Config File - policy.sentinel
policy.sentinel
import "tfplan/v2" as tfplan

# Check that no AWS EC2 instance is of type t2.micro
main = rule {
  all tfplan.resources.aws_instance as _, instances {
    all instances as instance {
      instance.applied.instance_type is not "t2.micro"
    }
  }
}

This Sentinel policy imports the Terraform plan data and checks all AWS EC2 instances. It ensures none of them use the instance type "t2.micro". If any instance is of that type, the policy fails and blocks deployment.

Commands
Initializes the Terraform working directory and downloads required providers.
Terminal
terraform init
Expected OutputExpected
Initializing the backend... Initializing provider plugins... - Finding latest version of hashicorp/aws... - Installing hashicorp/aws v4.0.0... - Installed hashicorp/aws v4.0.0 (signed by HashiCorp) Terraform has been successfully initialized!
Creates an execution plan and saves it to a file for Sentinel to evaluate.
Terminal
terraform plan -out=tfplan.binary
Expected OutputExpected
An execution plan has been generated and is saved to tfplan.binary.
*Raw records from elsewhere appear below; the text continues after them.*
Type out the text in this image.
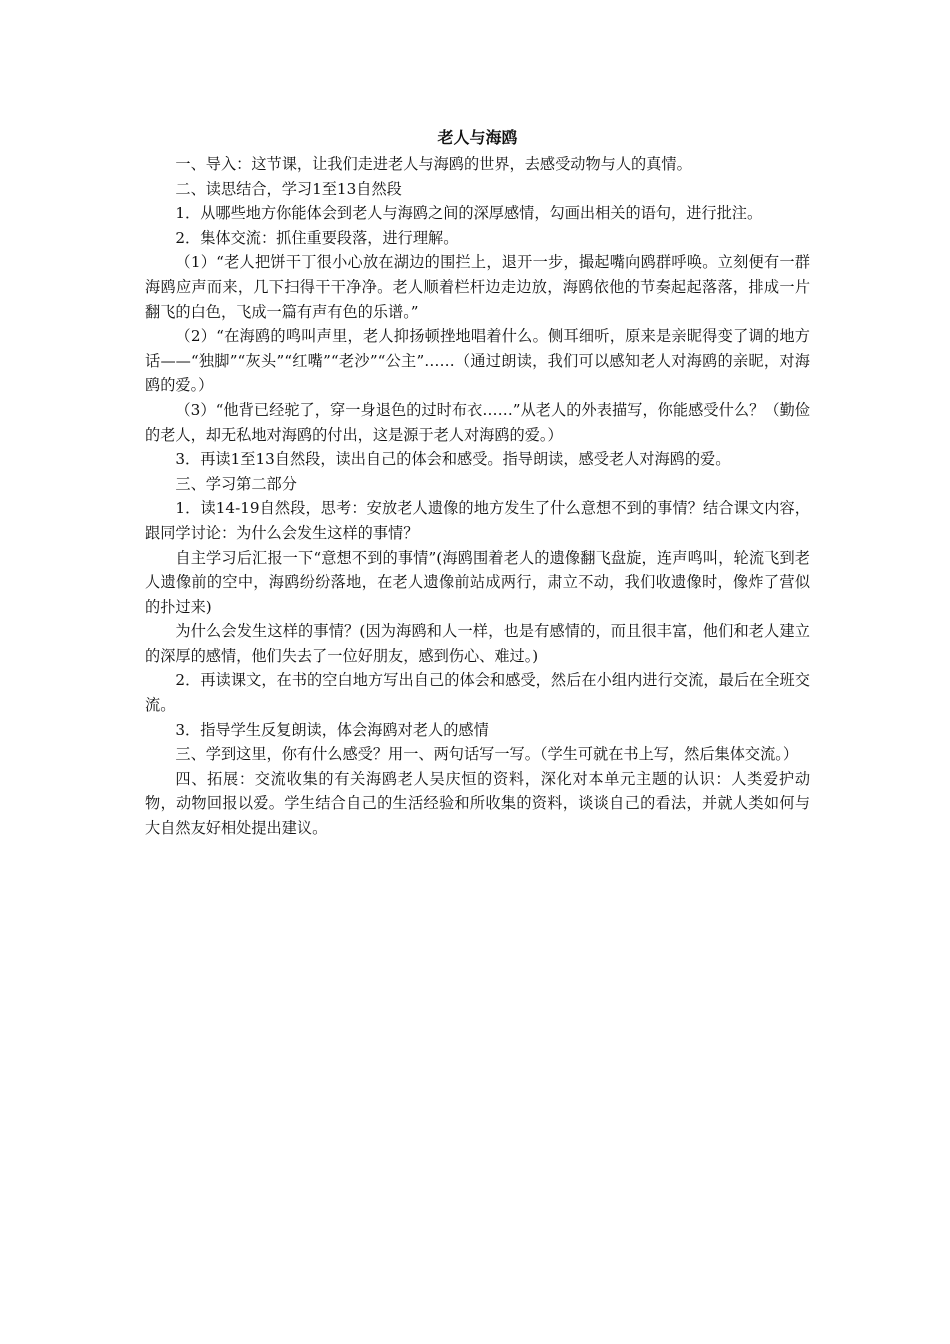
老人与海鸥

一、导入：这节课，让我们走进老人与海鸥的世界，去感受动物与人的真情。

二、读思结合，学习1至13自然段

1．从哪些地方你能体会到老人与海鸥之间的深厚感情，勾画出相关的语句，进行批注。

2．集体交流：抓住重要段落，进行理解。

（1）“老人把饼干丁很小心放在湖边的围拦上，退开一步，撮起嘴向鸥群呼唤。立刻便有一群海鸥应声而来，几下扫得干干净净。老人顺着栏杆边走边放，海鸥依他的节奏起起落落，排成一片翻飞的白色，飞成一篇有声有色的乐谱。”

（2）“在海鸥的鸣叫声里，老人抑扬顿挫地唱着什么。侧耳细听，原来是亲昵得变了调的地方话——“独脚”“灰头”“红嘴”“老沙”“公主”……（通过朗读，我们可以感知老人对海鸥的亲昵，对海鸥的爱。）

（3）“他背已经驼了，穿一身退色的过时布衣……”从老人的外表描写，你能感受什么？（勤俭的老人，却无私地对海鸥的付出，这是源于老人对海鸥的爱。）

3．再读1至13自然段，读出自己的体会和感受。指导朗读，感受老人对海鸥的爱。

三、学习第二部分

1．读14-19自然段，思考：安放老人遗像的地方发生了什么意想不到的事情？结合课文内容，跟同学讨论：为什么会发生这样的事情？

自主学习后汇报一下“意想不到的事情”(海鸥围着老人的遗像翻飞盘旋，连声鸣叫，轮流飞到老人遗像前的空中，海鸥纷纷落地，在老人遗像前站成两行，肃立不动，我们收遗像时，像炸了营似的扑过来)

为什么会发生这样的事情？(因为海鸥和人一样，也是有感情的，而且很丰富，他们和老人建立的深厚的感情，他们失去了一位好朋友，感到伤心、难过。)

2．再读课文，在书的空白地方写出自己的体会和感受，然后在小组内进行交流，最后在全班交流。

3．指导学生反复朗读，体会海鸥对老人的感情

三、学到这里，你有什么感受？用一、两句话写一写。（学生可就在书上写，然后集体交流。）

四、拓展：交流收集的有关海鸥老人吴庆恒的资料，深化对本单元主题的认识：人类爱护动物，动物回报以爱。学生结合自己的生活经验和所收集的资料，谈谈自己的看法，并就人类如何与大自然友好相处提出建议。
To perform exactly these actions, run the following command to apply: terraform apply "tfplan.binary"
-out=tfplan.binary - Saves the plan to a file for later use
Runs the Sentinel policy against the saved Terraform plan to check if it passes the rules.
Terminal
sentinel apply -policy=policy.sentinel -input=tfplan.binary
Expected OutputExpected
Policy 'policy.sentinel' passed.
-policy=policy.sentinel - Specifies the Sentinel policy file to use
-input=tfplan.binary - Provides the Terraform plan file as input for evaluation
Key Concept

If you remember nothing else from this pattern, remember: Sentinel lets you write code rules that automatically check your Terraform plans before applying changes.

Common Mistakes
Running Sentinel without generating a Terraform plan file first.
Sentinel needs the Terraform plan as input to evaluate resources; without it, Sentinel cannot check anything.
Always run 'terraform plan -out=tfplan.binary' before running Sentinel with that plan file.
Writing Sentinel rules that do not match the Terraform resource structure.
If the policy code does not correctly access resource fields, it will not evaluate properly and may always pass or fail incorrectly.
Use the official Sentinel Terraform import documentation to write rules that correctly access resource attributes.
Ignoring Sentinel policy failures and applying Terraform changes anyway.
This defeats the purpose of policy enforcement and can lead to non-compliant infrastructure.
Treat Sentinel policy failures as blockers and fix the Terraform code or policy before applying.
Summary
Initialize Terraform to prepare your working directory.
Create a Terraform plan and save it to a file for policy evaluation.
Run Sentinel with your policy file against the saved plan to enforce rules before deployment.